Embora a Operação Gutenberg tenha como foco principal suspeitas de fraude em contratos para aquisição de livros paradidáticos, o Ministério Público também investiga se servidores com influência sobre a regulação da saúde teriam utilizado o acesso a exames, cirurgias e vagas hospitalares como instrumento para beneficiar ou pressionar municípios envolvidos no esquema.
Esquema milionário
Segundo o Ministério Público de Mato Grosso do Sul (MPMS), as investigações apontam para a atuação de uma organização criminosa formada por empresários e agentes públicos. O grupo é suspeito de direcionar contratos firmados por inexigibilidade de licitação, além de utilizar empresas e pessoas interpostas para ocultar a origem dos recursos obtidos de forma ilícita.

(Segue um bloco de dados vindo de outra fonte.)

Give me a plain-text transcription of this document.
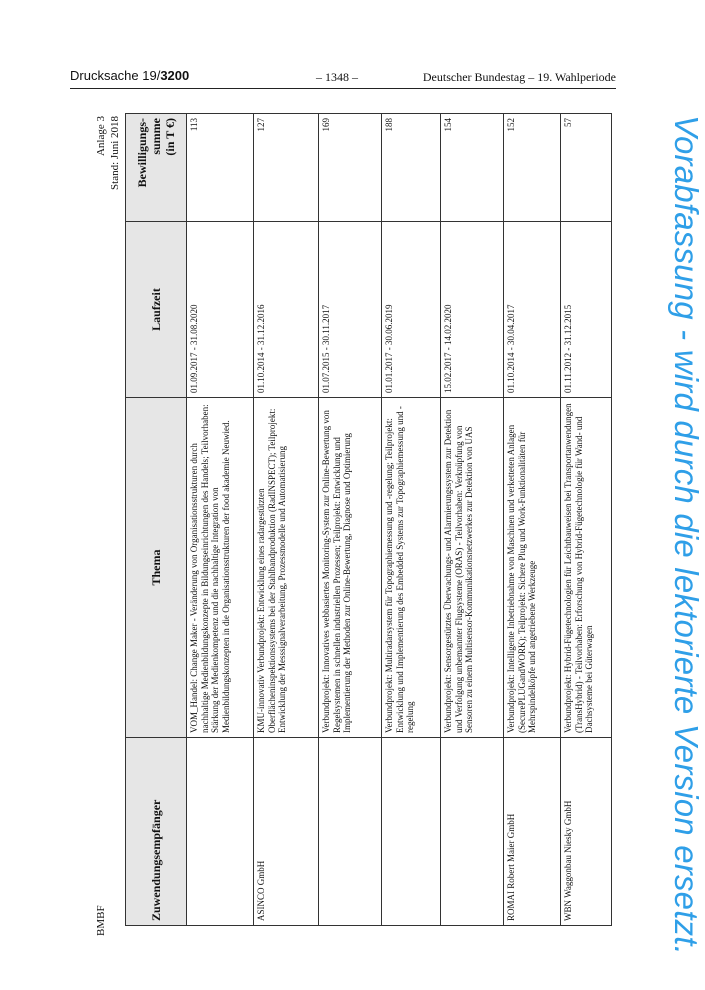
Drucksache 19/3200	– 1348 –	Deutscher Bundestag – 19. Wahlperiode
BMBF
Anlage 3 Stand: Juni 2018
Zuwendungsempfänger	Thema	Laufzeit	Bewilligungs- summe (in T €)

	VOM_Handel: Change Maker - Veränderung von Organisationsstrukturen durch nachhaltige Medienbildungskonzepte in Bildungseinrichtungen des Handels; Teilvorhaben: Stärkung der Medienkompetenz und die nachhaltige Integration von Medienbildungskonzepten in die Organisationsstrukturen der food akademie Neuwied.	01.09.2017 - 31.08.2020	113
ASINCO GmbH	KMU-innovativ Verbundprojekt: Entwicklung eines radargestützten Oberflächeninspektionssystems bei der Stahlbandproduktion (RadINSPECT); Teilprojekt: Entwicklung der Messsignalverarbeitung, Prozessmodelle und Automatisierung	01.10.2014 - 31.12.2016	127
	Verbundprojekt: Innovatives webbasiertes Monitoring-System zur Online-Bewertung von Regelsystemen in schnellen industriellen Prozessen; Teilprojekt: Entwicklung und Implementierung der Methoden zur Online-Bewertung, Diagnose und Optimierung	01.07.2015 - 30.11.2017	169
	Verbundprojekt: Multiradarsystem für Topographiemessung und -regelung; Teilprojekt: Entwicklung und Implementierung des Embedded Systems zur Topographiemessung und -regelung	01.01.2017 - 30.06.2019	188
	Verbundprojekt: Sensorgestütztes Überwachungs- und Alarmierungssystem zur Detektion und Verfolgung unbemannter Flugsysteme (ORAS) - Teilvorhaben: Verknüpfung von Sensoren zu einem Multisensor-Kommunikationsnetzwerkes zur Detektion von UAS	15.02.2017 - 14.02.2020	154
ROMAI Robert Maier GmbH	Verbundprojekt: Intelligente Inbetriebnahme von Maschinen und verketteten Anlagen (SecurePLUGandWORK); Teilprojekt: Sichere Plug und Work-Funktionalitäten für Mehrspindelköpfe und angetriebene Werkzeuge	01.10.2014 - 30.04.2017	152
WBN Waggonbau Niesky GmbH	Verbundprojekt: Hybrid-Fügetechnologien für Leichtbauweisen bei Transportanwendungen (TransHybrid) - Teilvorhaben: Erforschung von Hybrid-Fügetechnologie für Wand- und Dachsysteme bei Güterwagen	01.11.2012 - 31.12.2015	57	Vorabfassung - wird durch die lektorierte Version ersetzt.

A investigação estima que o esquema tenha movimentado mais de R$ 27 milhões em contratos relacionados à venda de livros utilizados como material de apoio pedagógico em municípios do Estado.
Ao todo, a Operação Gutenberg cumpre 16 mandados de prisão e 43 mandados de busca e apreensão nas cidades de Campo Grande, Dourados, São Gabriel do Oeste, Caarapó, Corguinho e Porto Murtinho, além de diligências em São Paulo (SP) e Abadiânia (GO).
Outros investigados
Entre os alvos da operação estão o ex-prefeito de Fátima do Sul, Eronivaldo da Silva Vasconcelos Júnior, conhecido como Junior Vasconcelos, e a empresária Olívia Jafar, proprietária de uma clínica localizada no Jardim dos Estados, em Campo Grande.
As investigações prosseguem para esclarecer a participação de cada um dos envolvidos e identificar a extensão do suposto esquema criminoso.
Até a publicação desta reportagem, a defesa dos investigados não havia se manifestado. O espaço permanece aberto para posicionamentos.